The council may allow an interim, however, in which the centre could raise sufficient funds to purchase the building, which is valued at around £2 million.
The centre received a £175,000 government subsidy until 2007, when conservatives took control of the council.
The Irish Times quotes cultural chairman Jim O’Hara’s impassioned appeal to the council to act respectfully, saying: “If you are determined to go ahead and sell the centre at least give us an extension to the lease, so that we may have the time to raise the funds. If you do that, we both win. The council gets the funds that it says that it needs, we raise the funds, buy the building and continue the educational, welfare and welfare activities that we are involved in. I am appealing to you in this to be reasonable, to be fair and, above all, to use an old-fashioned word, to be honourable.”

Dublin’s Peacock Theatre will now have wheelchair access, Peter Crawley, of Irish Theatre Magazine, reports.
Forty-five years after its opening, the theatre has finally undergone an 80.000 euro refurbishment, including the installation of an elevator at street level.
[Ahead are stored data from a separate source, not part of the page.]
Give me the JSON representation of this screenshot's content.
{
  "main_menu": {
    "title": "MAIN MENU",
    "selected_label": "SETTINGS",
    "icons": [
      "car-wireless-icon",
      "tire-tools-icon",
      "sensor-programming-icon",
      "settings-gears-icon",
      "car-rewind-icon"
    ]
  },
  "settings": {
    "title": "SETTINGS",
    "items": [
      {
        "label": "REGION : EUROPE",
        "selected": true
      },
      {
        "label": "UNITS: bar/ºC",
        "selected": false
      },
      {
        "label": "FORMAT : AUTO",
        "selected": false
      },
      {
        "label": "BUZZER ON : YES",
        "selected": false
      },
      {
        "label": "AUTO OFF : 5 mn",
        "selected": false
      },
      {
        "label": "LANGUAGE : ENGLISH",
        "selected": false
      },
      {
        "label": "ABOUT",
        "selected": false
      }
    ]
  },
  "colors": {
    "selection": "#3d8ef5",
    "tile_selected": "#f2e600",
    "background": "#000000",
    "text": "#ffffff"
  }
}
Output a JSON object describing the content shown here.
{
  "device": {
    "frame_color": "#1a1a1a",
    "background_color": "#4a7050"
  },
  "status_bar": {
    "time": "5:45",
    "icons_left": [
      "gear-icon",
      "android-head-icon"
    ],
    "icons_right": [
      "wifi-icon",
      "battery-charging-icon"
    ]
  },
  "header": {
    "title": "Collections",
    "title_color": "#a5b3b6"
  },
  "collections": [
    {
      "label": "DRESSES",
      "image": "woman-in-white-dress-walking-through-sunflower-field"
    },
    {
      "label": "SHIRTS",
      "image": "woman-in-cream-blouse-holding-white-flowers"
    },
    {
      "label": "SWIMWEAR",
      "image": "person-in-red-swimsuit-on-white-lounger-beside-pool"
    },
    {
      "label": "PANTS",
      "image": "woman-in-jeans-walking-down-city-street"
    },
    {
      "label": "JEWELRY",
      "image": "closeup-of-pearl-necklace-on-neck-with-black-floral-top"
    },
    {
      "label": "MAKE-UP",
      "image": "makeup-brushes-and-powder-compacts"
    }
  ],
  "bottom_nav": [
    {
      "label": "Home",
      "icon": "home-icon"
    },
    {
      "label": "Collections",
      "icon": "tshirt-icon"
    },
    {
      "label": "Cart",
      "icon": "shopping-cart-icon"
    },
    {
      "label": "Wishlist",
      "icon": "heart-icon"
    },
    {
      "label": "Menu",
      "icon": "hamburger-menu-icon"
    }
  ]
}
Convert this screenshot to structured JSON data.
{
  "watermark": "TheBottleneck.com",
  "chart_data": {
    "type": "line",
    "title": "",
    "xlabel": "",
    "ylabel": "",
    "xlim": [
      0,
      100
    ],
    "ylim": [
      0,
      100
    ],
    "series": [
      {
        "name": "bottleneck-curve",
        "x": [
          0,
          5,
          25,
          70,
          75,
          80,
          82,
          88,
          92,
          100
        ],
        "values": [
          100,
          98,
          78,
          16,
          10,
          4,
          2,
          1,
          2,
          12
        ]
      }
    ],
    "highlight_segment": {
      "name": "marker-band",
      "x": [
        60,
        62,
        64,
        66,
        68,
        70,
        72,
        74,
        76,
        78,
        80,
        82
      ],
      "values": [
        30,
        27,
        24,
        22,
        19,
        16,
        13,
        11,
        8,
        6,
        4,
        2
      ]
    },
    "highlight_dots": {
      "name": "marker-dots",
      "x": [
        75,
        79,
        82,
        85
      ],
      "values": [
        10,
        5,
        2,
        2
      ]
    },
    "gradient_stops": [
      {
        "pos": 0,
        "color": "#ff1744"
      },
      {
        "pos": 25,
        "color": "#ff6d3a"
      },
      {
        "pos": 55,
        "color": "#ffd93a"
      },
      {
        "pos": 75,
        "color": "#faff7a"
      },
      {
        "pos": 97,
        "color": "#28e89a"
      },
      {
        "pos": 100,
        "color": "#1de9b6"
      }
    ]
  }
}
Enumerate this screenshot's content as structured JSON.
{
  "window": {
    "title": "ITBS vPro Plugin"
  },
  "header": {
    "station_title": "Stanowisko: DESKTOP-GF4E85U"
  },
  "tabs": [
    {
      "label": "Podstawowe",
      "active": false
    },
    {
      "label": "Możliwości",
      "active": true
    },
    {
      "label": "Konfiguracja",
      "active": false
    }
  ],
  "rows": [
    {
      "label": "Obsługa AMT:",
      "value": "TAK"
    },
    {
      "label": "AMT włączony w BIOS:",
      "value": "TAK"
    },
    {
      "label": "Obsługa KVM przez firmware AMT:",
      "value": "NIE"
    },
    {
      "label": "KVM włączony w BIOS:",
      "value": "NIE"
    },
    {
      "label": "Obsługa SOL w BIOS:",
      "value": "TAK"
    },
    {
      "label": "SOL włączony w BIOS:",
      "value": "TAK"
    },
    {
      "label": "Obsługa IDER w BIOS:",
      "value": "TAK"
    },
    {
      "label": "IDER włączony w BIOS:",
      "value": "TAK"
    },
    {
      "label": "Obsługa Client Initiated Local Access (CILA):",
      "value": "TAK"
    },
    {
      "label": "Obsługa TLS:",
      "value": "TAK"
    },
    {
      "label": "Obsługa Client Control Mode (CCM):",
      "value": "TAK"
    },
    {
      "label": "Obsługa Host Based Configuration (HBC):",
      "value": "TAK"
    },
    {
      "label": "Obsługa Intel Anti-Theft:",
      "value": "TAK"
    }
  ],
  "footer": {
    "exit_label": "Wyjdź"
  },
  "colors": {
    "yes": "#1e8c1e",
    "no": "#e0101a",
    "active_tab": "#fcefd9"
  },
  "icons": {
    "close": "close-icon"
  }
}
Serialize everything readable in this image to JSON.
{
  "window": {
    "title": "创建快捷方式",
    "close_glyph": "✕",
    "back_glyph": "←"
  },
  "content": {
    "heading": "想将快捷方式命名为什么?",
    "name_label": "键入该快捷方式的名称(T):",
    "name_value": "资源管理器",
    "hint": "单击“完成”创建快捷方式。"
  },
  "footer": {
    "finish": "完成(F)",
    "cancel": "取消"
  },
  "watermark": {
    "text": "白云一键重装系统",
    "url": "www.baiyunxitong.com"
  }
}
The building now meets Dublin City Council regulations.
“It’s more than forty years coming, frankly,” Abbey Director Fiach Mac Conghail, told Irish Theatre Magazine . The development corrects a situation he considered “a great source of moral embarrassment”.
Last year, Mac Conghail picketed his own theatre in promotion of disability rights.

Fiach Mac Conghail, director of Dublin’s Abbey theatre, is on a mission to find financial support for his theatre abroad, Boston.com reports.
Faced with serious budget shortfall, he has teamed up with ArtsEmerson to Bring Mark O’Rowe’s “Terminus” to Boston, in an effort to generate interest in Irish cultural exchange, and perhaps a few donations. The production is part of “Imagine Ireland”, an Irish government initiative that will see over 40 arts events produced in the United States in 2011.
The Abbey relies heavily on government subsidy, receiving half of its required 14 million Euro operation costs from state sources. The rest of the budget is made up of ticket sales and fundraising.
“The Abbey wouldn’t have survived its first 25 years without’’ the United States, Mac Conghail told boston.com reporters. “The diaspora funded the Abbey at the start, before there was a functioning government that could step in.”
www.imagineireland.ie

James Hickey, a media lawyer, will be the new CEO of the Irish Film Board, according to reports from the Irish Times. He will replace Simon Perry, who previously served a five-year term.
“Mr Hickey brings a wealth of experience to the role,” writes Times correspondent Donald Clarke. “As head of the media and entertainment law group of Matheson Ormsby Prentice, Ireland’s largest law firm, he has long represented leading actors, writers, directors and production companies.”
Hickey made a statement to press, saying: “I hope, in taking up this position, that I will be able to make a contribution to the promotion of the culture of film making and the development of the industry of film production in Ireland in my new position.”
He has previously worked on movies such as “Breakfast on Pluto” and “In the Name of the Father,” and international TV shows like “The Tudors”.